- Also known as: Gruppo Voces ry.
- Origin: Karkkila, Uusimaa region, Finland
- Years active: 1990-2016
- Members: Matti Kuusela, Timo Saario, Urpo Nikander, Tauno Lagerkrants

= Kark'kisällit =

Finnish quartet

Kark'kisällit (sometimes also Karkkisällit/Gruppo Voces ry.) was a Finnish quartet based in the town of Karkkila in Uusimaa region. The quartet started singing together in 1990 and ended the career in November 2016 with a farewell concert called "En kadu mitään" (I don't regret anything).

== Career ==
The quartet Kark'kisällit consisted of old friends Matti Kuusela, Timo Saario, Urpo Niklander and Tauno Lagerkrantz. Kark'kisällit was active for over 24 years having Karkkila as their hometown though also performing all around Finland.

=== Concerts ===
Kark'kisällit organised annual concerts in Karkkila Hall (Karkkila-sali) which soon became widely popular, attracting people to come and listen to them from neighbouring towns and all over Uusimaa region. The concerts were often sold out. The quartet chose a new repertoire and theme for each concert but despite that they had some songs that became traditions among them and their fans.

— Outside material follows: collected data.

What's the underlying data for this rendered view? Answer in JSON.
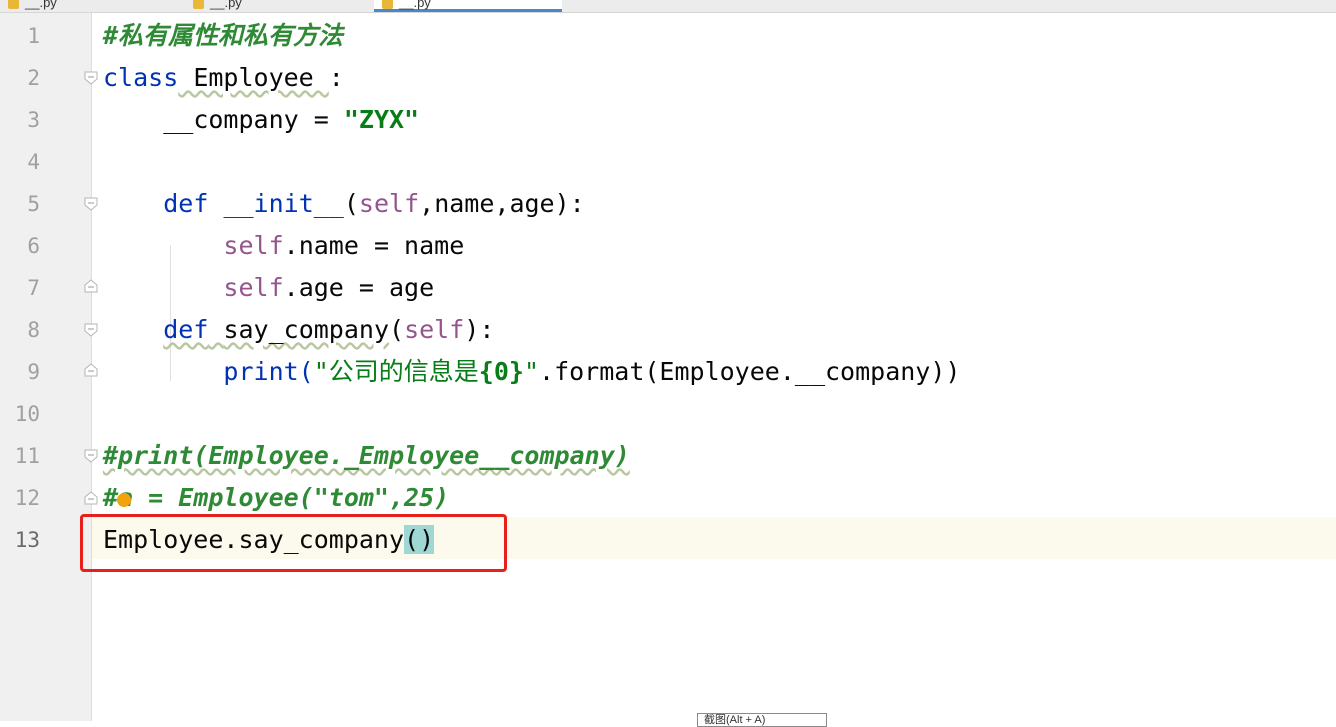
{
  "tabs": [
    {
      "label": "__.py"
    },
    {
      "label": "__.py"
    },
    {
      "label": "__.py"
    }
  ],
  "gutter": {
    "line_numbers": [
      "1",
      "2",
      "3",
      "4",
      "5",
      "6",
      "7",
      "8",
      "9",
      "10",
      "11",
      "12",
      "13"
    ],
    "current_line": "13"
  },
  "code": {
    "l1_comment": "#私有属性和私有方法",
    "l2_kw": "class",
    "l2_name": " Employee ",
    "l2_colon": ":",
    "l3_indent": "    ",
    "l3_name": "__company",
    "l3_eq": " = ",
    "l3_str": "\"ZYX\"",
    "l5_indent": "    ",
    "l5_kw": "def",
    "l5_sp": " ",
    "l5_fn": "__init__",
    "l5_open": "(",
    "l5_self": "self",
    "l5_rest": ",name,age):",
    "l6_indent": "        ",
    "l6_self": "self",
    "l6_rest": ".name = name",
    "l7_indent": "        ",
    "l7_self": "self",
    "l7_rest": ".age = age",
    "l8_indent": "    ",
    "l8_kw": "def",
    "l8_sp": " ",
    "l8_fn": "say_company",
    "l8_open": "(",
    "l8_self": "self",
    "l8_rest": "):",
    "l9_indent": "        ",
    "l9_fn": "print(",
    "l9_str1": "\"公司的信息是",
    "l9_str2": "{0}",
    "l9_str3": "\"",
    "l9_rest": ".format(Employee.__company))",
    "l11_comment": "#print(Employee._Employee__company)",
    "l12_comment": "#a = Employee(\"tom\",25)",
    "l13_code": "Employee.say_company",
    "l13_open": "(",
    "l13_close": ")"
  },
  "status": {
    "bottom_widget": "截图(Alt + A)"
  },
  "colors": {
    "keyword": "#0033b3",
    "self": "#94558d",
    "string": "#067d17",
    "comment": "#2f8a36",
    "highlight_box": "#e8201c",
    "paren_match": "#9ed7d3"
  }
}
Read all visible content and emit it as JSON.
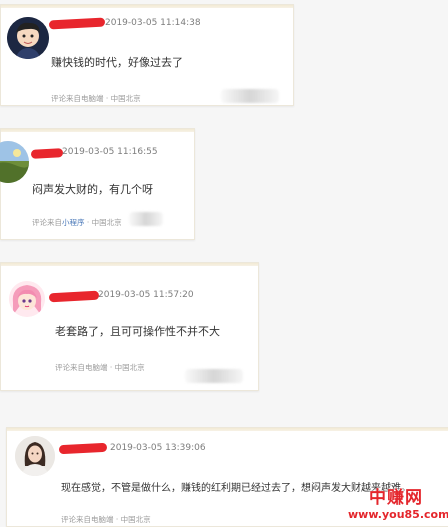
{
  "comments": [
    {
      "timestamp": "2019-03-05 11:14:38",
      "text": "赚快钱的时代，好像过去了",
      "source_prefix": "评论来自电脑端",
      "source_link": "",
      "location": "· 中国北京",
      "avatar_icon": "cartoon-boy-avatar-icon"
    },
    {
      "timestamp": "2019-03-05 11:16:55",
      "text": "闷声发大财的，有几个呀",
      "source_prefix": "评论来自",
      "source_link": "小程序",
      "location": "· 中国北京",
      "avatar_icon": "landscape-avatar-icon"
    },
    {
      "timestamp": "2019-03-05 11:57:20",
      "text": "老套路了，且可可操作性不并不大",
      "source_prefix": "评论来自电脑端",
      "source_link": "",
      "location": "· 中国北京",
      "avatar_icon": "anime-girl-avatar-icon"
    },
    {
      "timestamp": "2019-03-05 13:39:06",
      "text": "现在感觉，不管是做什么，赚钱的红利期已经过去了，想闷声发大财越来越难。",
      "source_prefix": "评论来自电脑端",
      "source_link": "",
      "location": "· 中国北京",
      "avatar_icon": "woman-photo-avatar-icon"
    }
  ],
  "watermark": {
    "name": "中赚网",
    "url": "www.you85.com"
  },
  "colors": {
    "redaction": "#e8262d",
    "watermark": "#e4262c",
    "link": "#4a78b8"
  }
}
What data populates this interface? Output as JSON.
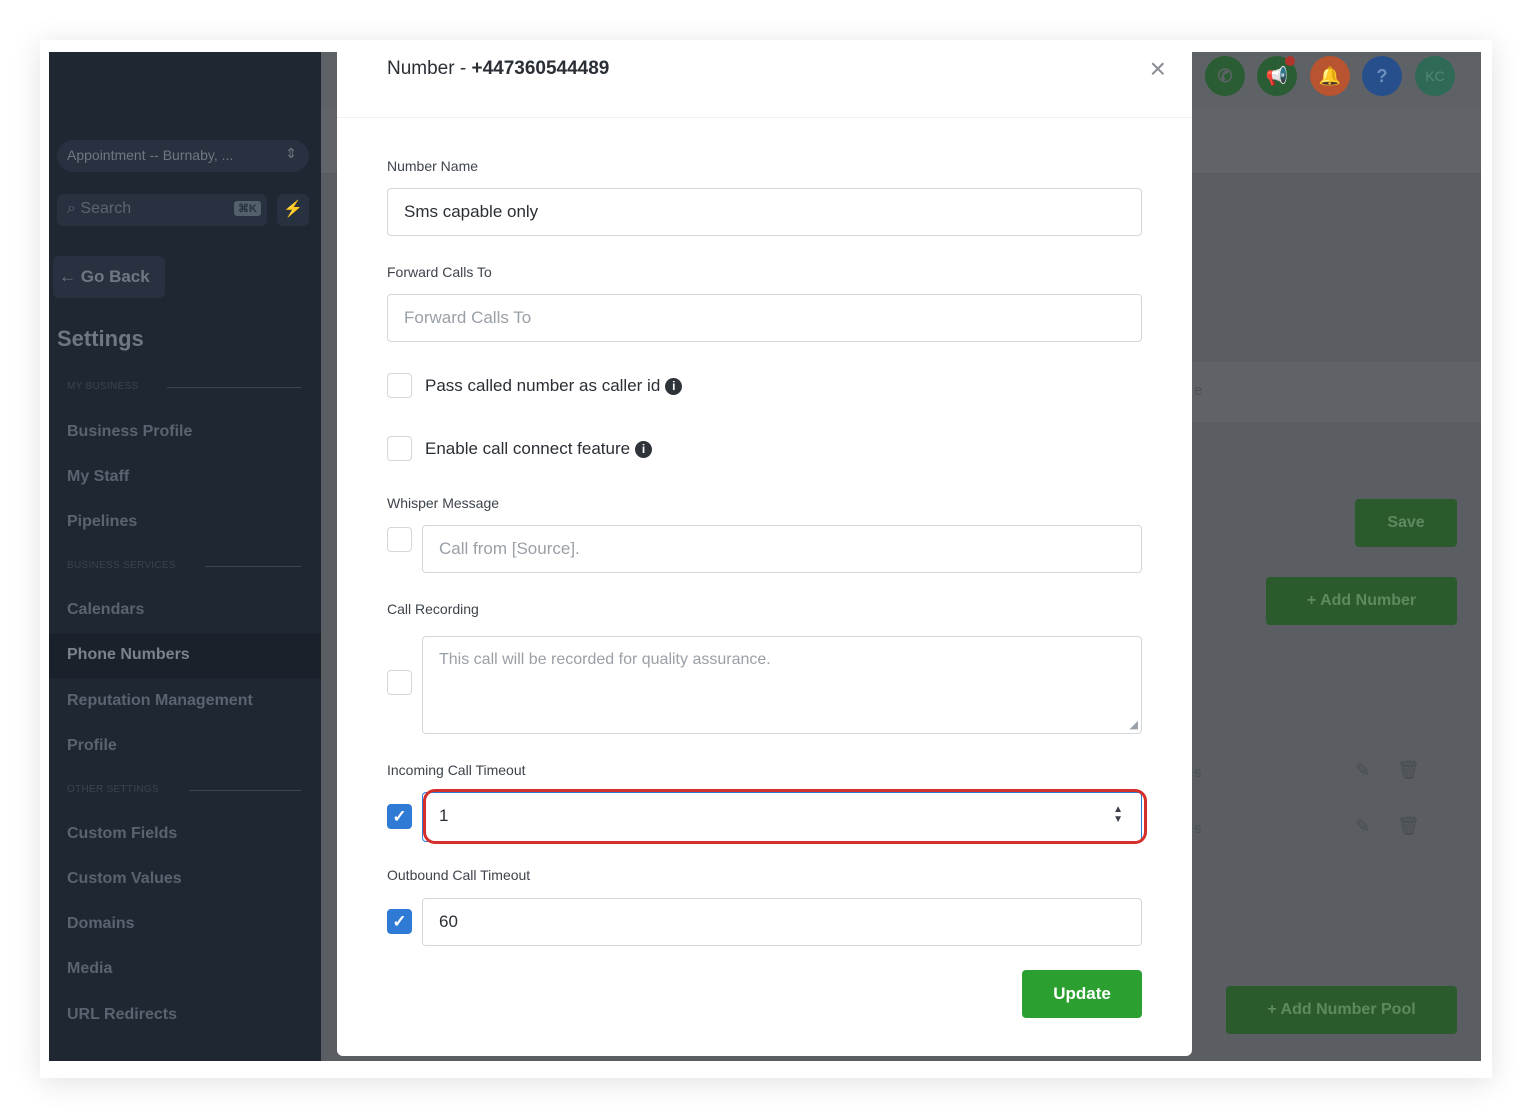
{
  "sidebar": {
    "location": "Appointment -- Burnaby, ...",
    "search_placeholder": "Search",
    "search_shortcut": "⌘K",
    "go_back": "Go Back",
    "title": "Settings",
    "sections": {
      "my_business": "MY BUSINESS",
      "business_services": "BUSINESS SERVICES",
      "other_settings": "OTHER SETTINGS"
    },
    "items": {
      "business_profile": "Business Profile",
      "my_staff": "My Staff",
      "pipelines": "Pipelines",
      "calendars": "Calendars",
      "phone_numbers": "Phone Numbers",
      "reputation_management": "Reputation Management",
      "profile": "Profile",
      "custom_fields": "Custom Fields",
      "custom_values": "Custom Values",
      "domains": "Domains",
      "media": "Media",
      "url_redirects": "URL Redirects"
    }
  },
  "header": {
    "avatar_initials": "KC",
    "help": "?"
  },
  "background": {
    "save_label": "Save",
    "add_number_label": "Add Number",
    "add_number_pool_label": "Add Number Pool",
    "fragment_e": "e",
    "fragment_s": "s"
  },
  "modal": {
    "title_prefix": "Number - ",
    "phone_number": "+447360544489",
    "close_symbol": "×",
    "number_name": {
      "label": "Number Name",
      "value": "Sms capable only"
    },
    "forward_calls": {
      "label": "Forward Calls To",
      "placeholder": "Forward Calls To"
    },
    "pass_called_number": {
      "label": "Pass called number as caller id",
      "checked": false
    },
    "enable_call_connect": {
      "label": "Enable call connect feature",
      "checked": false
    },
    "whisper_message": {
      "label": "Whisper Message",
      "placeholder": "Call from [Source].",
      "checked": false
    },
    "call_recording": {
      "label": "Call Recording",
      "placeholder": "This call will be recorded for quality assurance.",
      "checked": false
    },
    "incoming_timeout": {
      "label": "Incoming Call Timeout",
      "value": "1",
      "checked": true
    },
    "outbound_timeout": {
      "label": "Outbound Call Timeout",
      "value": "60",
      "checked": true
    },
    "update_label": "Update"
  },
  "colors": {
    "primary_green": "#2ba030",
    "checkbox_blue": "#2e7ad4",
    "highlight_red": "#d42f2a"
  }
}
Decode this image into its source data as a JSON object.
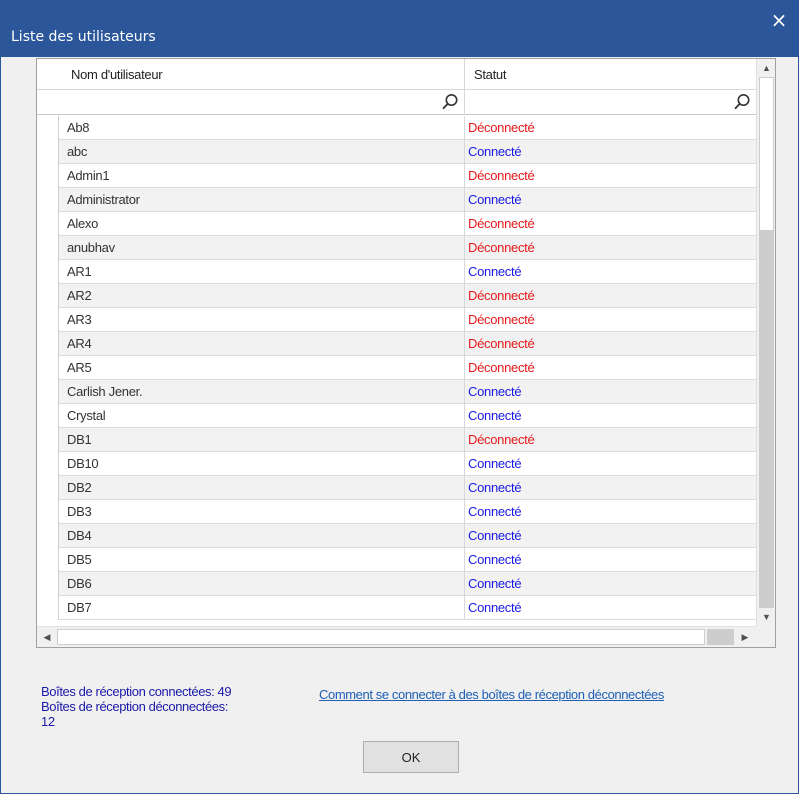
{
  "window": {
    "title": "Liste des utilisateurs",
    "close_label": "×"
  },
  "grid": {
    "columns": [
      "Nom d'utilisateur",
      "Statut"
    ],
    "filter_values": [
      "",
      ""
    ],
    "rows": [
      {
        "name": "Ab8",
        "status": "Déconnecté",
        "connected": false
      },
      {
        "name": "abc",
        "status": "Connecté",
        "connected": true
      },
      {
        "name": "Admin1",
        "status": "Déconnecté",
        "connected": false
      },
      {
        "name": "Administrator",
        "status": "Connecté",
        "connected": true
      },
      {
        "name": "Alexo",
        "status": "Déconnecté",
        "connected": false
      },
      {
        "name": "anubhav",
        "status": "Déconnecté",
        "connected": false
      },
      {
        "name": "AR1",
        "status": "Connecté",
        "connected": true
      },
      {
        "name": "AR2",
        "status": "Déconnecté",
        "connected": false
      },
      {
        "name": "AR3",
        "status": "Déconnecté",
        "connected": false
      },
      {
        "name": "AR4",
        "status": "Déconnecté",
        "connected": false
      },
      {
        "name": "AR5",
        "status": "Déconnecté",
        "connected": false
      },
      {
        "name": "Carlish Jener.",
        "status": "Connecté",
        "connected": true
      },
      {
        "name": "Crystal",
        "status": "Connecté",
        "connected": true
      },
      {
        "name": "DB1",
        "status": "Déconnecté",
        "connected": false
      },
      {
        "name": "DB10",
        "status": "Connecté",
        "connected": true
      },
      {
        "name": "DB2",
        "status": "Connecté",
        "connected": true
      },
      {
        "name": "DB3",
        "status": "Connecté",
        "connected": true
      },
      {
        "name": "DB4",
        "status": "Connecté",
        "connected": true
      },
      {
        "name": "DB5",
        "status": "Connecté",
        "connected": true
      },
      {
        "name": "DB6",
        "status": "Connecté",
        "connected": true
      },
      {
        "name": "DB7",
        "status": "Connecté",
        "connected": true
      }
    ]
  },
  "stats": {
    "connected_line": "Boîtes de réception connectées: 49",
    "disconnected_line": "Boîtes de réception déconnectées:",
    "disconnected_value": "12"
  },
  "help_link": "Comment se connecter à des boîtes de réception déconnectées",
  "ok_label": "OK",
  "colors": {
    "titlebar": "#2b579a",
    "connected": "#1a1ae6",
    "disconnected": "#e61a1a",
    "stats_text": "#1a1aa8",
    "link": "#1e5fb4"
  },
  "icons": {
    "search": "search-icon",
    "close": "close-icon",
    "scroll_up": "arrow-up-icon",
    "scroll_down": "arrow-down-icon",
    "scroll_left": "arrow-left-icon",
    "scroll_right": "arrow-right-icon"
  }
}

Examples of these songs are Hirvenmetsästyslaulu (Elk hunting song) and Mississippi (Ol' Man River) which was sung by actor Esa Saario, a usual visiting star to Kark'kisällit's concerts. Another tradition was to hand out stipendiums to local people who were interested in vocal music. The stipendiums were handed out using the official name of the quartet, Gruppo Voces ry.

=== Members ===
- Matti Kuusela - the 2nd tenor
- Timo Saario - the 2nd bass voice + piano
- Urpo Nikander - the 1st bass voice
- Tauno Lagerkrantz - the 1st tenor + guitar

=== Repertoire ===
Kark'kisällit's repertoire was typically light, warm and beautiful. It consisted of music from Finland and abroad but the singing language was Finnish. One of the quartet's favourite artists was Reino Helismaa, whose music was often heard whenever Kark'kisällit was performing. Musical arrangements for the quartet was made by Timo Saario, Kark'kisällit's chief of music.